Bild: "Wir erfahren sehr breite Unterstützung": Anette Hüsch, Direktorin der …
taz: Frau Hüsch, Sie zeigen derzeit zwei Ausstellungen aus der eigenen
Sammlung. Ist das eine Verzweiflungstat, weil Sie sich nicht leisten können
etwas einzukaufen?
Anette Hüsch: Nein. Christian Rohlfs ist weit davon entfernt, eine
Verzweiflungstat zu sein. Wir haben den weltweit größten Bestand zu diesem
Künstler, und das meiste davon wurde noch nie gezeigt.

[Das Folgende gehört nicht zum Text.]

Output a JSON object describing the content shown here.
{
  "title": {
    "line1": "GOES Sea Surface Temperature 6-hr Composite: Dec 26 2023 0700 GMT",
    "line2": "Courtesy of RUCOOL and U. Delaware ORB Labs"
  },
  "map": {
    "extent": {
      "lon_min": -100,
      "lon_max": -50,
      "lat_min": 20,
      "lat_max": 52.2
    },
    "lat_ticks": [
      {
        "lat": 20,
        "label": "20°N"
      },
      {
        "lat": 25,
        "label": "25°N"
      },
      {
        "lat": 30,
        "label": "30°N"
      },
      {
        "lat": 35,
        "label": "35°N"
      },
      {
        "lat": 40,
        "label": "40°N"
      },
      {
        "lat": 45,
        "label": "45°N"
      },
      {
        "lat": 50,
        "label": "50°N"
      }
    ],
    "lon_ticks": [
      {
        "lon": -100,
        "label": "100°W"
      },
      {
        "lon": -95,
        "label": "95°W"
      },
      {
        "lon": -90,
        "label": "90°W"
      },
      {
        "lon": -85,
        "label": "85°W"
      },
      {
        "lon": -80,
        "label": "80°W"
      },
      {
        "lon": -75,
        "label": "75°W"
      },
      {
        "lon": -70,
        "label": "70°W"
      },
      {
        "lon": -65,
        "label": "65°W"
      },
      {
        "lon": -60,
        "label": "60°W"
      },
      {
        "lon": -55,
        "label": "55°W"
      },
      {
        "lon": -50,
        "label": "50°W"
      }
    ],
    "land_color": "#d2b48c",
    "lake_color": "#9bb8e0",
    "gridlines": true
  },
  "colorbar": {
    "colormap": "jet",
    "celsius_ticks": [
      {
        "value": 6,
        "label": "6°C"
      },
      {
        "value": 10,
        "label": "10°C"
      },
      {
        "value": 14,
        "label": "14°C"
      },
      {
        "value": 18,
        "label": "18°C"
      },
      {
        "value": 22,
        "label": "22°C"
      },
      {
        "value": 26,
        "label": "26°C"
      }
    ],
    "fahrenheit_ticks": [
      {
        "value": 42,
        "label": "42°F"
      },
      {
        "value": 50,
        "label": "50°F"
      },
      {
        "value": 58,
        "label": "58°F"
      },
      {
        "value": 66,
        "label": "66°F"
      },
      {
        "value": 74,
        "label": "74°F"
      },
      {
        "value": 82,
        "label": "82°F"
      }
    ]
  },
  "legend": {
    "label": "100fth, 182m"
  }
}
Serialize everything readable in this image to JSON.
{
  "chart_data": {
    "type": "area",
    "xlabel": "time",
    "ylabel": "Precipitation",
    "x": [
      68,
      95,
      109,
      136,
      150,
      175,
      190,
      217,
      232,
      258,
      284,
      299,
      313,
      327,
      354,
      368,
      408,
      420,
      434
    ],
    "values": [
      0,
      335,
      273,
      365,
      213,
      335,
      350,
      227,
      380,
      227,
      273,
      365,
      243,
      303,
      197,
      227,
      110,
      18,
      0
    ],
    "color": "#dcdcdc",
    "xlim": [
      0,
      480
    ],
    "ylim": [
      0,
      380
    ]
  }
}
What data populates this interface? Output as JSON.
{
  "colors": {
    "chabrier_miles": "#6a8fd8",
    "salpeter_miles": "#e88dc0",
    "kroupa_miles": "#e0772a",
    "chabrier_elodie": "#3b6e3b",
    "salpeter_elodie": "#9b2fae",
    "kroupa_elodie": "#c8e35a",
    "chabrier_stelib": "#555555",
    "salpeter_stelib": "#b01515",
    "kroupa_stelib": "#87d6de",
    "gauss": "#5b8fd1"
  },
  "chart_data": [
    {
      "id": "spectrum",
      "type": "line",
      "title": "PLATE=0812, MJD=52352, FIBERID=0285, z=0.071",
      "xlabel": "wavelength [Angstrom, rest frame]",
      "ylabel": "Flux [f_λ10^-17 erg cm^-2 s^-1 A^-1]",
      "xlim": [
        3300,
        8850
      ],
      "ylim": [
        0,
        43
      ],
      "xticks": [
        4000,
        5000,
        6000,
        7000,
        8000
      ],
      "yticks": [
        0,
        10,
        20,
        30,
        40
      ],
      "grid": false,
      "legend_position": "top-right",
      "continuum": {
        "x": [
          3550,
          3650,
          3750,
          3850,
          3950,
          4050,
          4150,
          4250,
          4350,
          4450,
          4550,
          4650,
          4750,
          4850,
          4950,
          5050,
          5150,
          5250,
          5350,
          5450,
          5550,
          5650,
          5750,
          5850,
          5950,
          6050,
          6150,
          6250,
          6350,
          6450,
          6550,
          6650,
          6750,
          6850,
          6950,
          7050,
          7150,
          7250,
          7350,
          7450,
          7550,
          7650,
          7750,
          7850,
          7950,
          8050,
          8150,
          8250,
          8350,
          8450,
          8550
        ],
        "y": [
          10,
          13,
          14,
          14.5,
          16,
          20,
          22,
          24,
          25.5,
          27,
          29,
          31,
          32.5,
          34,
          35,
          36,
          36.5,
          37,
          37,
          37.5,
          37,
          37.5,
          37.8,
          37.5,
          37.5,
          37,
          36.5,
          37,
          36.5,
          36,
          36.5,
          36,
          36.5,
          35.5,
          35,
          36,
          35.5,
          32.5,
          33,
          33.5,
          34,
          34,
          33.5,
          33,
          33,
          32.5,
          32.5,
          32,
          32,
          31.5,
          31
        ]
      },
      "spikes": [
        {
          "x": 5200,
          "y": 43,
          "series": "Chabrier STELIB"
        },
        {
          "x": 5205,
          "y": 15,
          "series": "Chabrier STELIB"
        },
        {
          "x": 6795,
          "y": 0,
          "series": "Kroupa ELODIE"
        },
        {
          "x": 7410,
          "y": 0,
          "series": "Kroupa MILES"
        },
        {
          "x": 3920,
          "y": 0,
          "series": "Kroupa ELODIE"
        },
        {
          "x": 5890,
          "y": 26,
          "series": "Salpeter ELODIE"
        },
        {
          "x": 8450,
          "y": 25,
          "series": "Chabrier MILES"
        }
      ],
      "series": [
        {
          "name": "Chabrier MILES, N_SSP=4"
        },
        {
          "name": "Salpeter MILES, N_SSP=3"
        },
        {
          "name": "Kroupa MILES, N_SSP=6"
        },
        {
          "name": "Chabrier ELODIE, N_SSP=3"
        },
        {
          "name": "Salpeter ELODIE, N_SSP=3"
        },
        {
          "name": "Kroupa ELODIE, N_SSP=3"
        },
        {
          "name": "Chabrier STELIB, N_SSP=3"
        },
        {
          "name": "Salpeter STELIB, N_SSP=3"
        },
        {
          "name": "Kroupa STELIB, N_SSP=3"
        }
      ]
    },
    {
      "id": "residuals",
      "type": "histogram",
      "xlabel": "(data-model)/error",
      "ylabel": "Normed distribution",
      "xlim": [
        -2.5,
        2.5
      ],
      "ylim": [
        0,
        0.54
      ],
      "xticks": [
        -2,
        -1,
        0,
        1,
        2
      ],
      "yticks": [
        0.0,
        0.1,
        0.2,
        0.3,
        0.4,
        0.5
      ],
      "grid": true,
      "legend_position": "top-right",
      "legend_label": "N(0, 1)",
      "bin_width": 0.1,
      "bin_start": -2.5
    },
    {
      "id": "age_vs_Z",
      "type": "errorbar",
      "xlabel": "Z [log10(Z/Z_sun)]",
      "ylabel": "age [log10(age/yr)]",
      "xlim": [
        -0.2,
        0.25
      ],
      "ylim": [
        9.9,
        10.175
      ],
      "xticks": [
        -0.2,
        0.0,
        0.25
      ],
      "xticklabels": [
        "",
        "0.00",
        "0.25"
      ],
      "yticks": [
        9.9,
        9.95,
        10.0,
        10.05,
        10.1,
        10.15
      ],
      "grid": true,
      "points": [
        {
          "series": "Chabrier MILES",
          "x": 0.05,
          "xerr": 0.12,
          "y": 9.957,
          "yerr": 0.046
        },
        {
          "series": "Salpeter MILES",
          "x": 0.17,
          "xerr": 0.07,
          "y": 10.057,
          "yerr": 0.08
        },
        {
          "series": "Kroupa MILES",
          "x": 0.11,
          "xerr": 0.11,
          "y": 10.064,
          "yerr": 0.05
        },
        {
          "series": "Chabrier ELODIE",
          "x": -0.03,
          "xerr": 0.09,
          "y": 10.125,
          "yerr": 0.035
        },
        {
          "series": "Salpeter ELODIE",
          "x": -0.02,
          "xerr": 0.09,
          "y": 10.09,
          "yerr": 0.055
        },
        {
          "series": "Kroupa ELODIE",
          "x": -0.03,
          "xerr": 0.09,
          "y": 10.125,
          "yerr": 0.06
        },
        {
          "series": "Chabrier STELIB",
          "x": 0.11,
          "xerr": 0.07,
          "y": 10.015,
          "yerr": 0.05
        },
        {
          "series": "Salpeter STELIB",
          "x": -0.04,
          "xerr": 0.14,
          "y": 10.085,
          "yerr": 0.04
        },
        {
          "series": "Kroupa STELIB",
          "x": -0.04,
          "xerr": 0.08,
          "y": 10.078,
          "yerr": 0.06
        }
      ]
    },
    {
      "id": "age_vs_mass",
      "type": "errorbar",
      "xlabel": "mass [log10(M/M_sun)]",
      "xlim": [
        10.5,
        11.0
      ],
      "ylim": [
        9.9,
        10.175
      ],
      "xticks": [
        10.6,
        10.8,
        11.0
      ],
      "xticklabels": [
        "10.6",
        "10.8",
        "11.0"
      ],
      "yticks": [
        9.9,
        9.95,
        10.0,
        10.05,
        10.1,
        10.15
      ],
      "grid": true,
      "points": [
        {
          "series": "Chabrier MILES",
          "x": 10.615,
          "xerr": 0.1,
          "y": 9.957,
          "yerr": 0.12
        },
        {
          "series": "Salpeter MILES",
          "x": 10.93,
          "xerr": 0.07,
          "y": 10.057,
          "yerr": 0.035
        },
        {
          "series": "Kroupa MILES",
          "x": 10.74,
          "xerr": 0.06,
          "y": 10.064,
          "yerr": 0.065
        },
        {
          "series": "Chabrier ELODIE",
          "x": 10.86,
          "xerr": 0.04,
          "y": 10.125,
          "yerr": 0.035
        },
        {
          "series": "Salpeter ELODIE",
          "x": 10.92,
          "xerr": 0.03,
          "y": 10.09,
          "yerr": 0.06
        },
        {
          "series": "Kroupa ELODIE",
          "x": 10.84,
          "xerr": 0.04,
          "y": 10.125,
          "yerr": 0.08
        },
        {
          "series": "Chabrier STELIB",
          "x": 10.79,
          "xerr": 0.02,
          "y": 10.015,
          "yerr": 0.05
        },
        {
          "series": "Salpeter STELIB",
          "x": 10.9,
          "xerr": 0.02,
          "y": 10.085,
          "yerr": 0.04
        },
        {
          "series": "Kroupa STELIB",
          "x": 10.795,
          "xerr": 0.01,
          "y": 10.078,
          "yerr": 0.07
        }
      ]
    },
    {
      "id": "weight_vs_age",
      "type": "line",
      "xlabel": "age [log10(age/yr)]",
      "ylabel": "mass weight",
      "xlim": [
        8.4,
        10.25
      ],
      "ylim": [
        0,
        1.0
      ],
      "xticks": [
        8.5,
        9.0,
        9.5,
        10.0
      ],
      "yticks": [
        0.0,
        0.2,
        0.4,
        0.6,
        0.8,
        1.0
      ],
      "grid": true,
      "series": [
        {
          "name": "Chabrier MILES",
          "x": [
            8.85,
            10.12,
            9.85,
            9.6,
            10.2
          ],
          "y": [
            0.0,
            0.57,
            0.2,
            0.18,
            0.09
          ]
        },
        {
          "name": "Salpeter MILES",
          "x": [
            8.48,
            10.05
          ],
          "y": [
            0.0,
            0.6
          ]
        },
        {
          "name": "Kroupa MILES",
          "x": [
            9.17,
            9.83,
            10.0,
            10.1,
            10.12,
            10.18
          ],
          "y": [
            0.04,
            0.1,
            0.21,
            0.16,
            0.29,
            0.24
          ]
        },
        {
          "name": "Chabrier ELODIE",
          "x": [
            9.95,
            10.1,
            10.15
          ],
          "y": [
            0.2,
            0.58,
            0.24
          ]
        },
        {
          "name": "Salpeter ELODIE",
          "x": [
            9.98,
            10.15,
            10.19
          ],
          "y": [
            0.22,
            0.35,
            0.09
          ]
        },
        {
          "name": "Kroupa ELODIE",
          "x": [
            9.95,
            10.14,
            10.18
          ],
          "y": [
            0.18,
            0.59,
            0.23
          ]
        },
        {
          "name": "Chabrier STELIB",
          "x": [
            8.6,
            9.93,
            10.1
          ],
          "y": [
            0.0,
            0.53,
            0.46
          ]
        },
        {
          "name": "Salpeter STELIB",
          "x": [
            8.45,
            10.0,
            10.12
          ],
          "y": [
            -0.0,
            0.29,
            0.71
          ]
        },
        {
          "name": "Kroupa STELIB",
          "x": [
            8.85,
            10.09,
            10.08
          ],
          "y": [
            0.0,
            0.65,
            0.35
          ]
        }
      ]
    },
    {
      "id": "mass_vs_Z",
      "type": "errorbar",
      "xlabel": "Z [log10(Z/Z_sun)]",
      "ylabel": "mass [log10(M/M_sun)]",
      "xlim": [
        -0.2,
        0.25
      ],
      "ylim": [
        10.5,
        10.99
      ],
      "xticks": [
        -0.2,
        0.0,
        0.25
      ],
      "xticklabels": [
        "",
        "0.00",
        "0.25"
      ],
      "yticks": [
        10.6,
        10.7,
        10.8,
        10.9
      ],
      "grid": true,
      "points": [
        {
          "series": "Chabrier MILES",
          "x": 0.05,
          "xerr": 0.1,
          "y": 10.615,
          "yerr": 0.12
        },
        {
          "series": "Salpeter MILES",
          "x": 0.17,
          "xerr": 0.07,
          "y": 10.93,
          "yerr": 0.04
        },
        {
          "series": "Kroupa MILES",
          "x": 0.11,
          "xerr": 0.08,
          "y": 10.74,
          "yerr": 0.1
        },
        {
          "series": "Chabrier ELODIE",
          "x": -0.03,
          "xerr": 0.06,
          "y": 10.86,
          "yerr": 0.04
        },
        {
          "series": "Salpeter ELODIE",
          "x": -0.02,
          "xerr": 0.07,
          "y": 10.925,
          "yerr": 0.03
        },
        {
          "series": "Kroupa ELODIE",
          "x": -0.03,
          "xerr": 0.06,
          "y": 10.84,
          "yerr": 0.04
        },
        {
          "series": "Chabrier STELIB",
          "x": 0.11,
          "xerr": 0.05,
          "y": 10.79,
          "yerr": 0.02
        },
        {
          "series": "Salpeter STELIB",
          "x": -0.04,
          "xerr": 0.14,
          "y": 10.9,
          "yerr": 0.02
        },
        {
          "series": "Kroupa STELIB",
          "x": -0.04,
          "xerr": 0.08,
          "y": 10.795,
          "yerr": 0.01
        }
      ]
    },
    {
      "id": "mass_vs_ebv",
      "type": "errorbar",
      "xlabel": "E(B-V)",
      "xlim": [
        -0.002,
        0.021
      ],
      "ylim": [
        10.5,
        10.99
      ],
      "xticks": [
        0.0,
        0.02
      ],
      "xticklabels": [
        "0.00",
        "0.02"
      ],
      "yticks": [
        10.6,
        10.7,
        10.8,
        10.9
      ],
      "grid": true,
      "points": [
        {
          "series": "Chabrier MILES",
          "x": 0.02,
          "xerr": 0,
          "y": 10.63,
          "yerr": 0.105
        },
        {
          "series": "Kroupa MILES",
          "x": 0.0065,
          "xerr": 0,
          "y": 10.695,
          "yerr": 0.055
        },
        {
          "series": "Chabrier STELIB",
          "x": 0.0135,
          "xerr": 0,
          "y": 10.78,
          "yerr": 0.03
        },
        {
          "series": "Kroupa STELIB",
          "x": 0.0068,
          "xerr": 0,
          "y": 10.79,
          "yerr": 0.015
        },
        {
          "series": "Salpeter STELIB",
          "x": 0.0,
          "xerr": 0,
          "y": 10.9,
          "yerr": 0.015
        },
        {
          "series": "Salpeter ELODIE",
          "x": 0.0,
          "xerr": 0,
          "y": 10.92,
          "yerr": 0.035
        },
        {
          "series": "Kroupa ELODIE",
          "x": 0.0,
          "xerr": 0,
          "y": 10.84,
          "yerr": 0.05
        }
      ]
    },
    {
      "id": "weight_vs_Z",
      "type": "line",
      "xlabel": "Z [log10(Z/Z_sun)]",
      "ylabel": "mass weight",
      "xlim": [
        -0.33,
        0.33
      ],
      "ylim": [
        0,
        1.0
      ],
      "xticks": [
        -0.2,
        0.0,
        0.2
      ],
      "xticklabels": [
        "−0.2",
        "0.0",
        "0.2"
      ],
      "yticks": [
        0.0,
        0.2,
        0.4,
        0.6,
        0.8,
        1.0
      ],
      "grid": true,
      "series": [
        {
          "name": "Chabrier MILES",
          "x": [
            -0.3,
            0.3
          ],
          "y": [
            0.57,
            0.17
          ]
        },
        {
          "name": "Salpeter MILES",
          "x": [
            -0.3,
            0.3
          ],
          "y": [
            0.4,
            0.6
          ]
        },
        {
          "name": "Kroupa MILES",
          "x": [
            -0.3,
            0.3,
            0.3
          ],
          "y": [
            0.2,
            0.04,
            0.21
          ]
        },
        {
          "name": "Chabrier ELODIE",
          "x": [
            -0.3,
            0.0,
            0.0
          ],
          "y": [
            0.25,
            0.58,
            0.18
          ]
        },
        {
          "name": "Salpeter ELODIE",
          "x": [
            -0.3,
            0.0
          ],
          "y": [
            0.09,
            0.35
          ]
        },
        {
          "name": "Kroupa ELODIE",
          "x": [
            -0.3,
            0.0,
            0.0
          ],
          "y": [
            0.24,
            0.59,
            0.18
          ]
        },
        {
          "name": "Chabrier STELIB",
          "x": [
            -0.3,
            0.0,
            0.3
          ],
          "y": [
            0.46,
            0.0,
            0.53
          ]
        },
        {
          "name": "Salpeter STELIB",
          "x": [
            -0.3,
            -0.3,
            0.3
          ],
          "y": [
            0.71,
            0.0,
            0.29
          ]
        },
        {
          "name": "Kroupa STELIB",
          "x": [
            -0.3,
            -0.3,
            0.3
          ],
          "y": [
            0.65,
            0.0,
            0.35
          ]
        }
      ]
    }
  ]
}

Hinter immer mehr Ausstellungen aus eigenen Beständen steckt doch
allerorten die Finanznot.
Man muss differenzieren: Einerseits ist die Sammlung ein positiver Fundus,
den die Menschen hier vorzufinden wünschen. Dieser Fundus macht ja den
Charakter der eigenen Sammlung aus und ist so etwas wie das kulturelle
Gedächtnis der Stadt. Mit der Sammlung zu arbeiten ist also aus
programmatischen Gründen wichtig und hat mit Geldnot zunächst mal nichts zu
tun Trotzdem weiß jeder Museumsdirektor, dass man auch Wechselausstellungen
braucht, um Menschen ins Haus zu locken.
Haben Sie einen Ankaufs- und Ausstellungsetat?
Wir haben einen Gesamtetat – wobei Heizkosten und Gebäudeunterhaltung
schwanken. Letzteres ist in einem Haus, das über 100 Jahre alt ist, ein
zentrales Thema. Aus all diesen Gründen schwankt unser Ausstellungsetat.
Für Ankäufe sind wir auf den Stifterkreis der Kunsthalle und andere
Stiftungen angewiesen.
Hat die Kieler Kunsthalle ein ähnliches strukturelles Defizit wie die in
Hamburg?
Nein. Es gibt kleine Schwankungen, aber die Kieler Kunsthalle ist nicht
überschuldet.
Welches ist das Alleinstellungsmerkmal Ihres Hauses?
Seine Mehrgliedrigkeit. Die Kunsthalle ist eigenständiges Uni-Institut und
beherbergt zudem den Schleswig-Holsteinischen Kunstverein, der älter ist
als die Kunsthalle, aber hier seinen Sitz und seine Sammlung hat. Außerdem
beherbergen wie die bürgerliche Sammlung der Kunsthalle, die seit dem 19.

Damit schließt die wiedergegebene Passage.